How Does a Jet of Liquid Affect a Stationary and Moving Blade?

[John O' Meara]

A jet of liquid of cross-sectional area A and density p moves with speed vj in the positive x-direction and impinges against a perfectly smooth blade B, which deflects the stream at right angles but does not slow it down. (a) If the blade is stationary, prove that the rate of arrival of mass at the blade is dm/dt = pAvj. (b) If the impulse-momentum theorem is applied to a small mass dm, prove that the x-component of the force acting on this mass for the time interval dt is given by Fx = -(vj)dm/dt. (c) Prove that the steady force exerted on the blade in the x-direction is Fx = pA(vj)^2.
If the blade moves to the right with a seed vb ( vb < vj) derive the equations for (d) the rate of arrival of mass at the moving blade ( e) the force Fx on the blade, and (f) the power delivered to the blade.
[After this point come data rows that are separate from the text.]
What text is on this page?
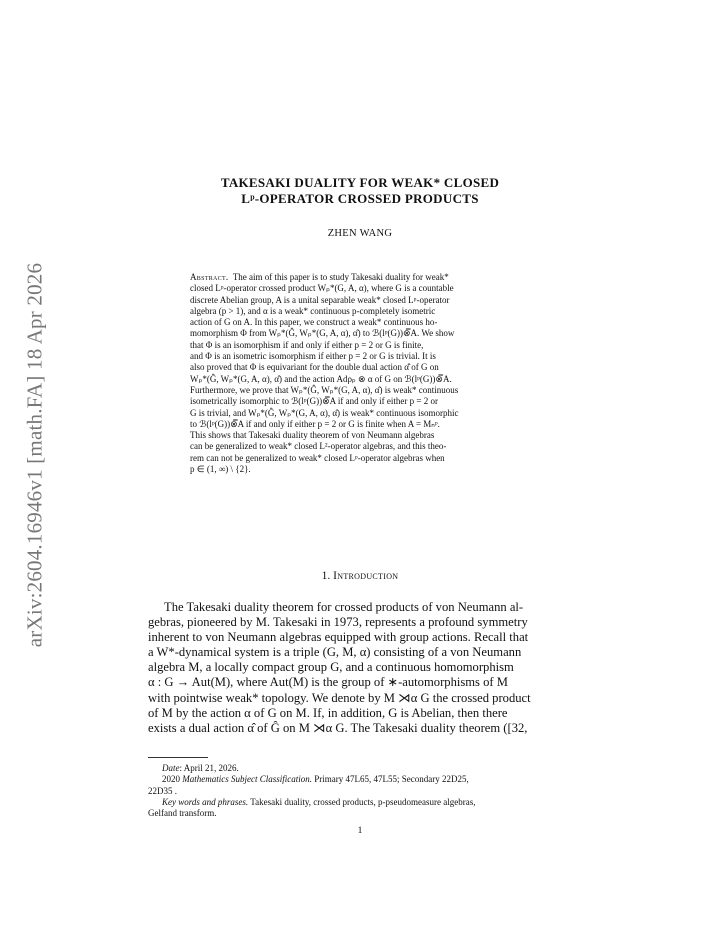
arXiv:2604.16946v1 [math.FA] 18 Apr 2026
TAKESAKI DUALITY FOR WEAK* CLOSED
Lᵖ-OPERATOR CROSSED PRODUCTS
ZHEN WANG
Abstract. The aim of this paper is to study Takesaki duality for weak*
closed Lᵖ-operator crossed product Wₚ*(G, A, α), where G is a countable
discrete Abelian group, A is a unital separable weak* closed Lᵖ-operator
algebra (p > 1), and α is a weak* continuous p-completely isometric
action of G on A. In this paper, we construct a weak* continuous ho-
momorphism Φ from Wₚ*(Ĝ, Wₚ*(G, A, α), α̂) to ℬ(lᵖ(G))⊗̅A. We show
that Φ is an isomorphism if and only if either p = 2 or G is finite,
and Φ is an isometric isomorphism if either p = 2 or G is trivial. It is
also proved that Φ is equivariant for the double dual action α̂̂ of G on
Wₚ*(Ĝ, Wₚ*(G, A, α), α̂) and the action Adρₚ ⊗ α of G on ℬ(lᵖ(G))⊗̅A.
Furthermore, we prove that Wₚ*(Ĝ, Wₚ*(G, A, α), α̂) is weak* continuous
isometrically isomorphic to ℬ(lᵖ(G))⊗̅A if and only if either p = 2 or
G is trivial, and Wₚ*(Ĝ, Wₚ*(G, A, α), α̂) is weak* continuous isomorphic
to ℬ(lᵖ(G))⊗̅A if and only if either p = 2 or G is finite when A = Mₙᵖ.
This shows that Takesaki duality theorem of von Neumann algebras
can be generalized to weak* closed L²-operator algebras, and this theo-
rem can not be generalized to weak* closed Lᵖ-operator algebras when
p ∈ (1, ∞) \ {2}.
1. Introduction
The Takesaki duality theorem for crossed products of von Neumann al-
gebras, pioneered by M. Takesaki in 1973, represents a profound symmetry
inherent to von Neumann algebras equipped with group actions. Recall that
a W*-dynamical system is a triple (G, M, α) consisting of a von Neumann
algebra M, a locally compact group G, and a continuous homomorphism
α : G → Aut(M), where Aut(M) is the group of ∗-automorphisms of M
with pointwise weak* topology. We denote by M ⋊α G the crossed product
of M by the action α of G on M. If, in addition, G is Abelian, then there
exists a dual action α̂ of Ĝ on M ⋊α G. The Takesaki duality theorem ([32,
Date: April 21, 2026.
2020 Mathematics Subject Classification. Primary 47L65, 47L55; Secondary 22D25,
22D35 .
Key words and phrases. Takesaki duality, crossed products, p-pseudomeasure algebras,
Gelfand transform.
1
Assuming that the deflected jet moves in the positive y-direction (a) p = density = mass/volume then Axvj= volume per unit time therefore pAvj =mass flow rate = dm/dt. (b) The jet of liquid exerts a force F on the blade now the x-component of the force acting on this mass over the time interval dt is the negative of this force =-Fx but Fxdt = dm(vj) therefore this force = -(vj)dm/dt. (c)... (d) pA(vj-vb). (e)... (f)...

 

[anathema]

(c) To prove that the steady force exerted on the blade in the x-direction is Fx = pA(vj)^2, we can use the impulse-momentum theorem. This theorem states that the change in momentum of a system is equal to the impulse applied to the system. In this case, the system is the jet of liquid and the blade. The impulse applied to the system is equal to the force exerted on the blade multiplied by the time interval dt. Therefore, we can write the equation as:

Δp = Fxdt

Where Δp is the change in momentum of the system in the x-direction. Since the blade is stationary, the initial momentum in the x-direction is zero. The final momentum in the x-direction is equal to the mass of the jet of liquid (dm) multiplied by the velocity of the jet (vj). Therefore, we can write:

Δp = dm(vj)

Substituting this into the previous equation, we get:

dm(vj) = Fxdt

Rearranging the equation, we get:

Fx = dm(vj)/dt

But we know from part (a) that dm/dt = pAvj, therefore:

Fx = pAvj(vj) = pA(vj)^2

(d) If the blade moves to the right with a speed vb, the rate of arrival of mass at the moving blade can be calculated by taking into account the relative velocity between the jet and the blade. This can be written as:

dm/dt = pA(vj-vb)

(e) The force exerted on the moving blade can be calculated using the same approach as in part (c). The only difference is that the initial momentum in the x-direction is now equal to the mass of the jet (dm) multiplied by the relative velocity between the jet and the blade (vj-vb). Therefore, we can write:

Δp = dm(vj-vb)

Substituting this into the previous equation, we get:

dm(vj-vb) = Fxdt

Rearranging the equation, we get:

Fx = dm(vj-vb)/dt

But we know from part (d) that dm/dt = pA(vj-vb), therefore:

Fx = pA(vj-vb)(vj-vb) = pA(vj^2-vjvb-vjvb+vb^2) = pA

 

[kyle8921]

To derive the equations for (d), (e), and (f), we first need to consider the change in momentum of the jet as it impinges on the moving blade. The initial momentum of the jet is pAvj in the positive x-direction. After the jet is deflected, its momentum changes to pA(vj-vb) in the positive y-direction. This change in momentum is equal to the impulse exerted on the jet by the blade, which can be calculated using the impulse-momentum theorem:

Impulse = Change in momentum = FΔt

Since we are considering a small mass dm, the time interval Δt can be approximated as dt. Therefore, we can rewrite the impulse as:

Impulse = Fxdt

Setting this equal to the change in momentum, we get:

Fxdt = pA(vj-vb) - pAvj

Solving for Fx, we get:

Fx = pA(vj-vb) - pAvj

Simplifying, we get:

Fx = pA(vj)^2 - pAvjvb

This is the force exerted on the blade in the x-direction, as requested in (e). To calculate the rate of arrival of mass at the moving blade, we can use the same reasoning as in part (a). The only difference is that now the velocity of the jet is (vj-vb) instead of vj, so the rate of arrival of mass at the blade is:

dm/dt = pA(vj-vb)

Finally, to calculate the power delivered to the blade, we can use the definition of power as the rate of work done. In this case, the work done by the jet on the blade is equal to the force Fx multiplied by the distance the blade moves, which is vbdt. Therefore, the power delivered to the blade is:

Power = Fx(vbdt) = pA(vj-vb)(vbdt)

Simplifying, we get:

Power = pA(vj-vb)^2

This is the power delivered to the blade, as requested in (f).